A pantheon of eyes turned to pick her out of the crowd while Egdon paused to let them, seeing the word written in the script in brackets. When the murmurs had quietened down, and Alexis had told a select few to mind their own business, Egdon continued.
“Alexander was everything that my wife was not. Warm, friendly, obedient and inexpensive. I loved my dog and because of this, I leave him and everything that was his, which includes every single toy, piece of bedding, piece of clothing, accessory or item of a canine nature, to the only person I know will love him as I did in my absence. To that measure, I give Alexander, my precious pet, to my stepdaughter Gracey.”
“Thank fuck for that”, Pandora said, which gained her a slap on the knee from Alexis for cursing.
The five lawyers exchanged looks with each other, having had the time to read ahead at what else was written on the card. Egdon hadn’t had a chance yet, but would soon become aware himself. Everyone else, including the lawyer Alexis had employed, who had
by now given up trying to look over their shoulders and sat with his arms crossed and his back towards them facing away and into the gardens of the estate beyond, sat on tenterhooks waiting to hear the rest.

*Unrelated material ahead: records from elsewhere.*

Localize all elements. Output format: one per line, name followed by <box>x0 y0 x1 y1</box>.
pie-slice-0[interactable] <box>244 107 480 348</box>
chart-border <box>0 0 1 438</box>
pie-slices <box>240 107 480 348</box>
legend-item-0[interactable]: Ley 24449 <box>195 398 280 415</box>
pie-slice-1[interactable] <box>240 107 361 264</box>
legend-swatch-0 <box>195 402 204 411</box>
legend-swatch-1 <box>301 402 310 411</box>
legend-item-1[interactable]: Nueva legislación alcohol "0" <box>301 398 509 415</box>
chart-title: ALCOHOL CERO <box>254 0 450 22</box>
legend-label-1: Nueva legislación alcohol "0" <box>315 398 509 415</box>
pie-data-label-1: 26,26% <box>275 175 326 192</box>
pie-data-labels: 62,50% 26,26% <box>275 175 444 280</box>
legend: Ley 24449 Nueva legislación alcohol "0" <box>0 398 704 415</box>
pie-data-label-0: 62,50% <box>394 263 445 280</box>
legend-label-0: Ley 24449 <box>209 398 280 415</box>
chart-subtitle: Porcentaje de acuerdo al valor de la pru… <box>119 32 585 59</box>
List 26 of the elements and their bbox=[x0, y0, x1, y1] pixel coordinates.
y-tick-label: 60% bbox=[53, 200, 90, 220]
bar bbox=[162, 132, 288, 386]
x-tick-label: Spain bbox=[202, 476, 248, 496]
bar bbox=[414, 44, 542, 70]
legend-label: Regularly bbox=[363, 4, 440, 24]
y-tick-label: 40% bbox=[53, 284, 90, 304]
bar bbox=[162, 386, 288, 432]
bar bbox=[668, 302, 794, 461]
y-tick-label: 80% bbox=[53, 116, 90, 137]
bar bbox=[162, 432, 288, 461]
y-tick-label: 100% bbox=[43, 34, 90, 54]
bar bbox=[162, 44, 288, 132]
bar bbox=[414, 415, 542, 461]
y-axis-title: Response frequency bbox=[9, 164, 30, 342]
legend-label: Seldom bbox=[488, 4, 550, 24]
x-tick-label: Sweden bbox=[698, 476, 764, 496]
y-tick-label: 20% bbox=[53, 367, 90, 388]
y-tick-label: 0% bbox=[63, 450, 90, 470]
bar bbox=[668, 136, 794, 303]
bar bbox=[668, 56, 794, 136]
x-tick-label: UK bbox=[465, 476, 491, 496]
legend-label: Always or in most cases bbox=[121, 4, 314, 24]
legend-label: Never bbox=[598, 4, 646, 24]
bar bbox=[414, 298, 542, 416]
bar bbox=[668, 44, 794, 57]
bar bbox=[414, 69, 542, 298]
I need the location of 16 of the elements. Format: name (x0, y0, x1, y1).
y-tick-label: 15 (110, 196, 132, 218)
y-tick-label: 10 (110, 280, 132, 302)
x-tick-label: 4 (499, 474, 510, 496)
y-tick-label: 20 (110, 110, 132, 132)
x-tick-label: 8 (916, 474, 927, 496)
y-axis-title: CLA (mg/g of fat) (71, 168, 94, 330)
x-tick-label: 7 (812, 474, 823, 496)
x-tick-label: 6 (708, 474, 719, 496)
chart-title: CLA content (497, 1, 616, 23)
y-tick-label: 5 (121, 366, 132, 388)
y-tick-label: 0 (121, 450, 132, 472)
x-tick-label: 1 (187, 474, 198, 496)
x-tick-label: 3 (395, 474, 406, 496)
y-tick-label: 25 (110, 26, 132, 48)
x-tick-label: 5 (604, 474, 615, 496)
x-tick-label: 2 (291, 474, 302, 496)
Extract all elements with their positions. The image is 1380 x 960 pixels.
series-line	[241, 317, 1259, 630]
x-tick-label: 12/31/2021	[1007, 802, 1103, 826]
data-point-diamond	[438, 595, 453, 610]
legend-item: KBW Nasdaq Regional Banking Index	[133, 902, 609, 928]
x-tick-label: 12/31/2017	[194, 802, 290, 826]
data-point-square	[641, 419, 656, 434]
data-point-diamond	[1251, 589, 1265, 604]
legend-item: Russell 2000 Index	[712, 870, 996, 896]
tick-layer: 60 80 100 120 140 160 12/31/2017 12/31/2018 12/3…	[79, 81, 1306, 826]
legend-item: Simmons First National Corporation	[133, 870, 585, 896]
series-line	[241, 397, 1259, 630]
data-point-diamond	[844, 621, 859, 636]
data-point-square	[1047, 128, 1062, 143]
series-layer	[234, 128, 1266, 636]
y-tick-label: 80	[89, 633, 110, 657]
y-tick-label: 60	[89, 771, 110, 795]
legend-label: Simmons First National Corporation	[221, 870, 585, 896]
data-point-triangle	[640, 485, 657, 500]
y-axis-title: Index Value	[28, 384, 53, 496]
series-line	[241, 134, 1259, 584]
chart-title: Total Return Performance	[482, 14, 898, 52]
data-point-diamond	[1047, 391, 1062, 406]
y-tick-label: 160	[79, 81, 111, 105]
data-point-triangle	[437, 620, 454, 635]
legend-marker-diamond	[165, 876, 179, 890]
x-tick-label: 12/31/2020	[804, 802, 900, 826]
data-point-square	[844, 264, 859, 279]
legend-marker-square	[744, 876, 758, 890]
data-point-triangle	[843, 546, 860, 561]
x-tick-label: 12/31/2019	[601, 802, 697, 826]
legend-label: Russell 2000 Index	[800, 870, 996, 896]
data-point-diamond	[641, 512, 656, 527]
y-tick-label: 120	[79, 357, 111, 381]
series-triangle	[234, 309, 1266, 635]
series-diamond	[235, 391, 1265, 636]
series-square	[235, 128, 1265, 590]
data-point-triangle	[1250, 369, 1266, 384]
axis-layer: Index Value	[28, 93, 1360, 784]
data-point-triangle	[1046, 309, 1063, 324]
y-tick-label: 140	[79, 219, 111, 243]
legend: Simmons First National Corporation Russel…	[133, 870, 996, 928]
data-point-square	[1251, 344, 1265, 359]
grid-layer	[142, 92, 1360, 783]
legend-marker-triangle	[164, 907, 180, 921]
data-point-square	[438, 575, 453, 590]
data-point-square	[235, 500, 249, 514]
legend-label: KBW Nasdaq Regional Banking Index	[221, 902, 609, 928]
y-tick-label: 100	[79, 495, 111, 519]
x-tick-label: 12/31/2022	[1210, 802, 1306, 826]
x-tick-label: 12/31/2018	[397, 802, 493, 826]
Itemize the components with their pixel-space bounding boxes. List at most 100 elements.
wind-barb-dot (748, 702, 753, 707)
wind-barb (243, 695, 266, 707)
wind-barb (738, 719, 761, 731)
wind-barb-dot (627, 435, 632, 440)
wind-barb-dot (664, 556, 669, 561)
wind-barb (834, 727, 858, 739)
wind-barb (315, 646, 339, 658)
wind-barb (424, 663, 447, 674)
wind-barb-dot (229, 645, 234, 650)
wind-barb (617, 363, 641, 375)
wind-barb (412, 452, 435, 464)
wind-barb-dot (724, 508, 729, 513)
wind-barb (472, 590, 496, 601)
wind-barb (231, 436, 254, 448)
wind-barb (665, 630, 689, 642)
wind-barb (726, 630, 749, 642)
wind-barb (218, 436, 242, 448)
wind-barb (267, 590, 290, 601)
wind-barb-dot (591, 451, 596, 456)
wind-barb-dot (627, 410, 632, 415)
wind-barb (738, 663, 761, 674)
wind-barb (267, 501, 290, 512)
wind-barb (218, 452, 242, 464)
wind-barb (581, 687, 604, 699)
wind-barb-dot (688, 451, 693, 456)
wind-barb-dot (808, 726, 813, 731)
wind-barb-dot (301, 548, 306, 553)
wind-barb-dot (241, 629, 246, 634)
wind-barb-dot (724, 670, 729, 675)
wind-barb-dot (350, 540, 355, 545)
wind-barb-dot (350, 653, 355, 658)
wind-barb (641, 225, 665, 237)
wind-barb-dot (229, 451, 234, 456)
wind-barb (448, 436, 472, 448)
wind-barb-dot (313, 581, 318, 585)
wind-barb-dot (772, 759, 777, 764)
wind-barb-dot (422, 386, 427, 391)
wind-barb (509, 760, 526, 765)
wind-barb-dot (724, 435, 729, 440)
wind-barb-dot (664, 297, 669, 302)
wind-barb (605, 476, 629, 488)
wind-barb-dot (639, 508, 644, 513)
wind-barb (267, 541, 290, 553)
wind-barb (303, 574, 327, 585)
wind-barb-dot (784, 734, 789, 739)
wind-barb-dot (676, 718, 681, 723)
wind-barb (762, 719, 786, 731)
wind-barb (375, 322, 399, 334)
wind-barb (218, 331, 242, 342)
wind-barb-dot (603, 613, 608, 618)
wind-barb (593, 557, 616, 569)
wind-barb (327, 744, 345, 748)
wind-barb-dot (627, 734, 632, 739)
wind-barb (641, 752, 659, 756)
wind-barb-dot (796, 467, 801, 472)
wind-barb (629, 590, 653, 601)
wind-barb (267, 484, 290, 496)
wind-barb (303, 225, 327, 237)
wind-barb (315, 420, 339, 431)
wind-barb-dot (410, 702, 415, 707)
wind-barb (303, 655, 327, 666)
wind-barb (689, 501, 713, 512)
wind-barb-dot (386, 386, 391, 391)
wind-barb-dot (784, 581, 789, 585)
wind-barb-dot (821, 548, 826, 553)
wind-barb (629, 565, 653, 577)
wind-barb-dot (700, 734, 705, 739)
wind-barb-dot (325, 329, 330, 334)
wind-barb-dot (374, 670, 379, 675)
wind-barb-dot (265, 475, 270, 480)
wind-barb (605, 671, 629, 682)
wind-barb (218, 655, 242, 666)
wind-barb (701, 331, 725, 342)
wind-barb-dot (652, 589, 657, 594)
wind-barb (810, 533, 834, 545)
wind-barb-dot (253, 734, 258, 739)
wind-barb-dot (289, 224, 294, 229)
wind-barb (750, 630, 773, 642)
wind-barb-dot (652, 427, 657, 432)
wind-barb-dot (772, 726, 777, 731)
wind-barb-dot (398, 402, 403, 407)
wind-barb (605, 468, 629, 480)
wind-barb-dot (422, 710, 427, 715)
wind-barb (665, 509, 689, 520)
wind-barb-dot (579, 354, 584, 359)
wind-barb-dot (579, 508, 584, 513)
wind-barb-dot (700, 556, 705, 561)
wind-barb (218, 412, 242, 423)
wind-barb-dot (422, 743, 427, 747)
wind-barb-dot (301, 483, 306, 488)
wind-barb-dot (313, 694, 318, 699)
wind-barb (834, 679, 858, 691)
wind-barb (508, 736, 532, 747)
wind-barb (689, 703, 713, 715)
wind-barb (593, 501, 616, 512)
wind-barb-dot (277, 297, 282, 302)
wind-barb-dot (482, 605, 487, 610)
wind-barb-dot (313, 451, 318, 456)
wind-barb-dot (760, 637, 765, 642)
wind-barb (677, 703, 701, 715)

“Everything else that I own, absolutely everything else without exception, down to the last crumb of bread in the box in the kitchen, to the dust that lines the paintings in the hallway, the estate in which you sit, the chairs you sit on and the extensive fortune I’ve squirrelled away in several different bank accounts, I give to the one person I owe more to than anyone else in this world. I feel a deep regret for what happened between us, for never being able to come to terms with what I did, for never apologizing and attempting to make things right. I wasn’t ever the easiest person to get along with, nor did I often make the right decisions, and I’m hoping that this decision goes someway to repairing the gigantic hole that exploded between us. Alexis-”
At this point, and upon hearing her name, Alexis’s heart actually stopped for almost a second. It was what followed that helped start it again.